Prisons a dangerous disgrace, says Hurd
Senior managers at the Prison Service have been criticised by Lord Hurd of Westwell for allowing some jails to become a "disgrace and a danger".
Senior managers at the Prison Service have been criticised by Lord Hurd of Westwell for allowing some jails to become a "disgrace and a danger".
In his most outspoken speech since becoming chairman of the Prison Reform Trust, the former home secretary accused management of wasting taxpayers' money. And he singled out Brixton, Wormwood Scrubs, Preston and Exeter prisons for special criticism, saying: "There is a sickness which persists, which needs to be ... cured. The sickness in some of our prisons is a disgrace and a danger."
He also criticised the Prison Officers' Association, which he described as "arguably the last exponent of those old destructive union attitudes which did such harm to Britain's public sector in the past".

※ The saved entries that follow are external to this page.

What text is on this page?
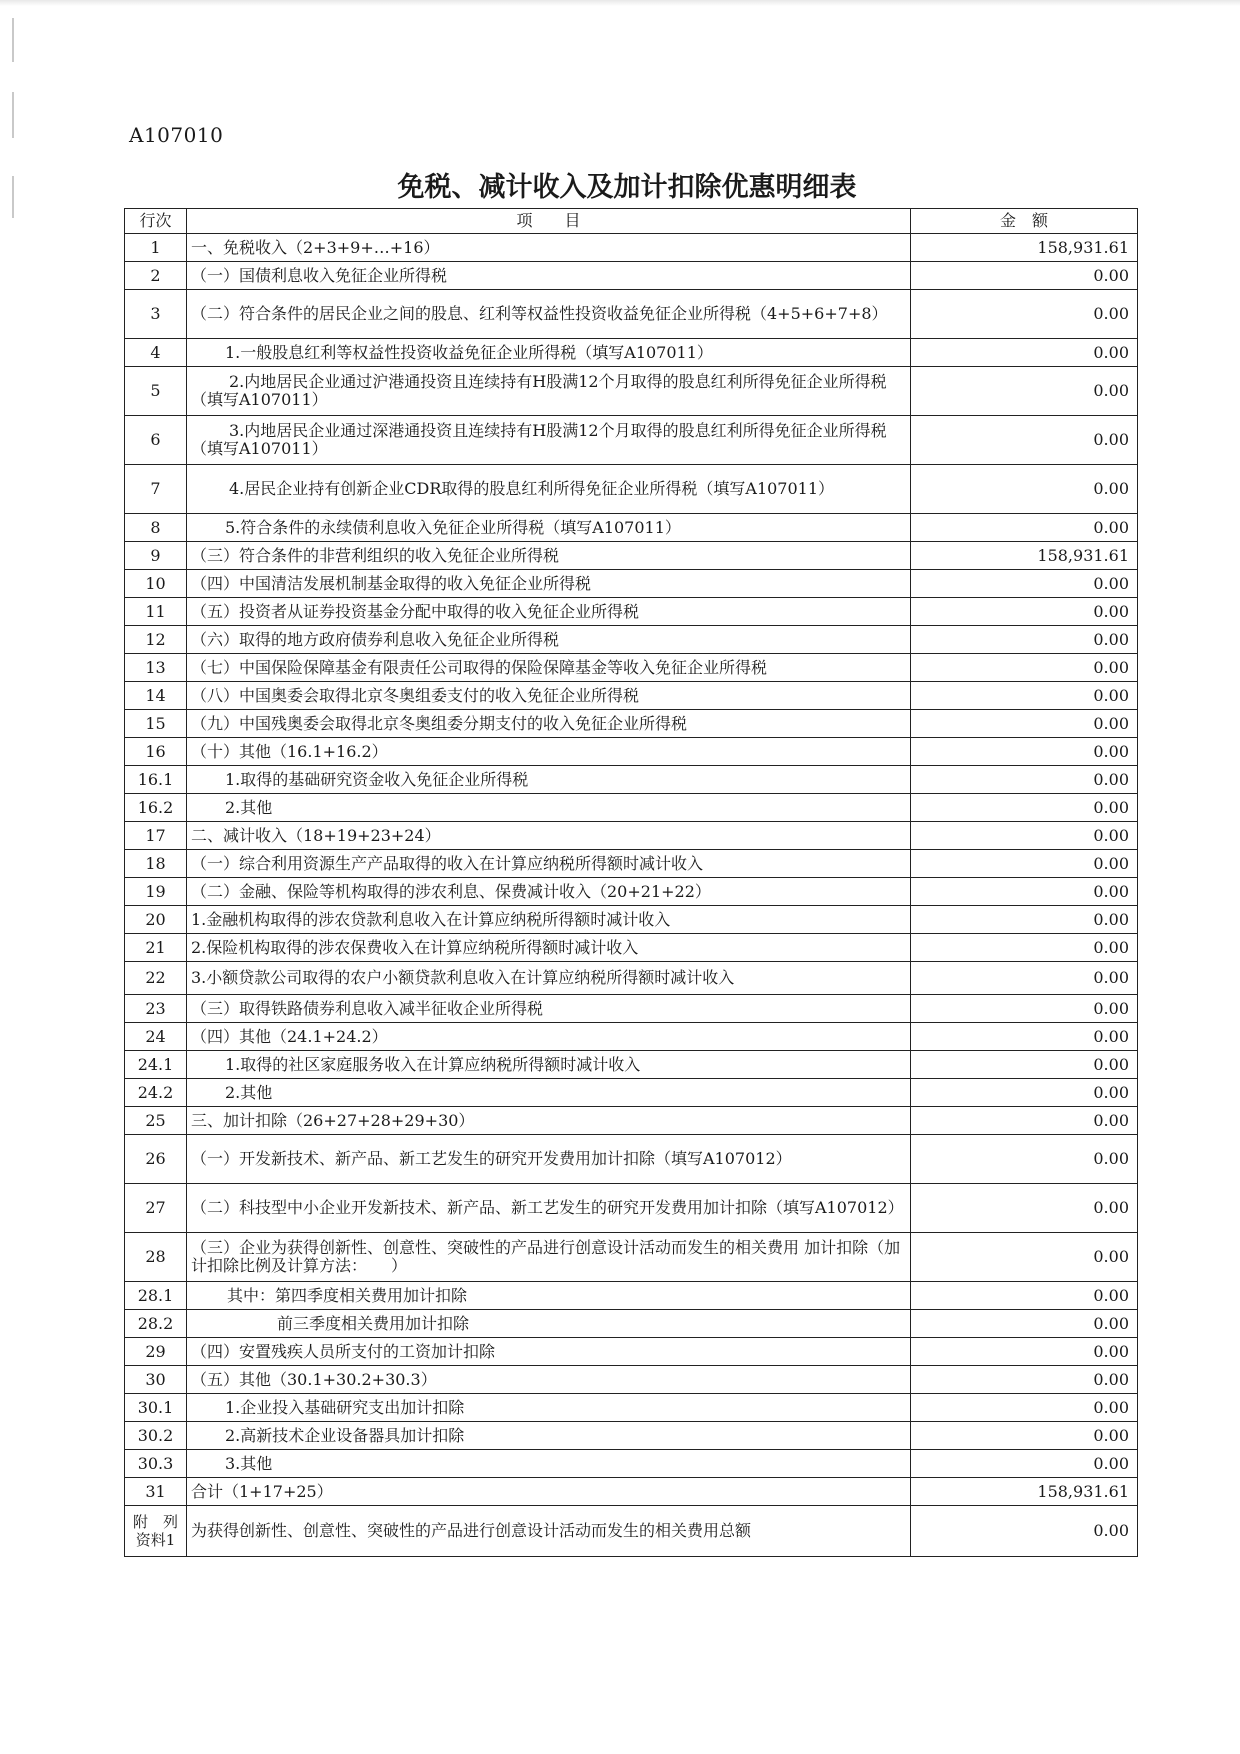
A107010
免税、减计收入及加计扣除优惠明细表
行次	项　　目	金　额
1	一、免税收入（2+3+9+…+16）	158,931.61
2	（一）国债利息收入免征企业所得税	0.00
3	（二）符合条件的居民企业之间的股息、红利等权益性投资收益免征企业所得税（4+5+6+7+8）	0.00
4	1.一般股息红利等权益性投资收益免征企业所得税（填写A107011）	0.00
5	2.内地居民企业通过沪港通投资且连续持有H股满12个月取得的股息红利所得免征企业所得税（填写A107011）	0.00
6	3.内地居民企业通过深港通投资且连续持有H股满12个月取得的股息红利所得免征企业所得税（填写A107011）	0.00
7	4.居民企业持有创新企业CDR取得的股息红利所得免征企业所得税（填写A107011）	0.00
8	5.符合条件的永续债利息收入免征企业所得税（填写A107011）	0.00
9	（三）符合条件的非营利组织的收入免征企业所得税	158,931.61
10	（四）中国清洁发展机制基金取得的收入免征企业所得税	0.00
11	（五）投资者从证券投资基金分配中取得的收入免征企业所得税	0.00
12	（六）取得的地方政府债券利息收入免征企业所得税	0.00
13	（七）中国保险保障基金有限责任公司取得的保险保障基金等收入免征企业所得税	0.00
14	（八）中国奥委会取得北京冬奥组委支付的收入免征企业所得税	0.00
15	（九）中国残奥委会取得北京冬奥组委分期支付的收入免征企业所得税	0.00
16	（十）其他（16.1+16.2）	0.00
16.1	1.取得的基础研究资金收入免征企业所得税	0.00
16.2	2.其他	0.00
17	二、减计收入（18+19+23+24）	0.00
18	（一）综合利用资源生产产品取得的收入在计算应纳税所得额时减计收入	0.00
19	（二）金融、保险等机构取得的涉农利息、保费减计收入（20+21+22）	0.00
20	1.金融机构取得的涉农贷款利息收入在计算应纳税所得额时减计收入	0.00
21	2.保险机构取得的涉农保费收入在计算应纳税所得额时减计收入	0.00
22	3.小额贷款公司取得的农户小额贷款利息收入在计算应纳税所得额时减计收入	0.00
23	（三）取得铁路债券利息收入减半征收企业所得税	0.00
24	（四）其他（24.1+24.2）	0.00
24.1	1.取得的社区家庭服务收入在计算应纳税所得额时减计收入	0.00
24.2	2.其他	0.00
25	三、加计扣除（26+27+28+29+30）	0.00
26	（一）开发新技术、新产品、新工艺发生的研究开发费用加计扣除（填写A107012）	0.00
27	（二）科技型中小企业开发新技术、新产品、新工艺发生的研究开发费用加计扣除（填写A107012）	0.00
28	（三）企业为获得创新性、创意性、突破性的产品进行创意设计活动而发生的相关费用 加计扣除（加计扣除比例及计算方法：　　）	0.00
28.1	其中：第四季度相关费用加计扣除	0.00
28.2	前三季度相关费用加计扣除	0.00
29	（四）安置残疾人员所支付的工资加计扣除	0.00
30	（五）其他（30.1+30.2+30.3）	0.00
30.1	1.企业投入基础研究支出加计扣除	0.00
30.2	2.高新技术企业设备器具加计扣除	0.00
30.3	3.其他	0.00
31	合计（1+17+25）	158,931.61
附　列资料1	为获得创新性、创意性、突破性的产品进行创意设计活动而发生的相关费用总额	0.00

Lord Hurd said prisons had been given £200m to improve regimes, and jail chiefs could not blame their failings on lack of resources. "There is something amiss here which money cannot cure. Is it wobbly management, unsure of its authority...?
His comments in the Bourne Trust annual lecture in London follow a promise last week by the Prisons minister, Paul Boateng, that Brixton jail would be privatised if it did not improve.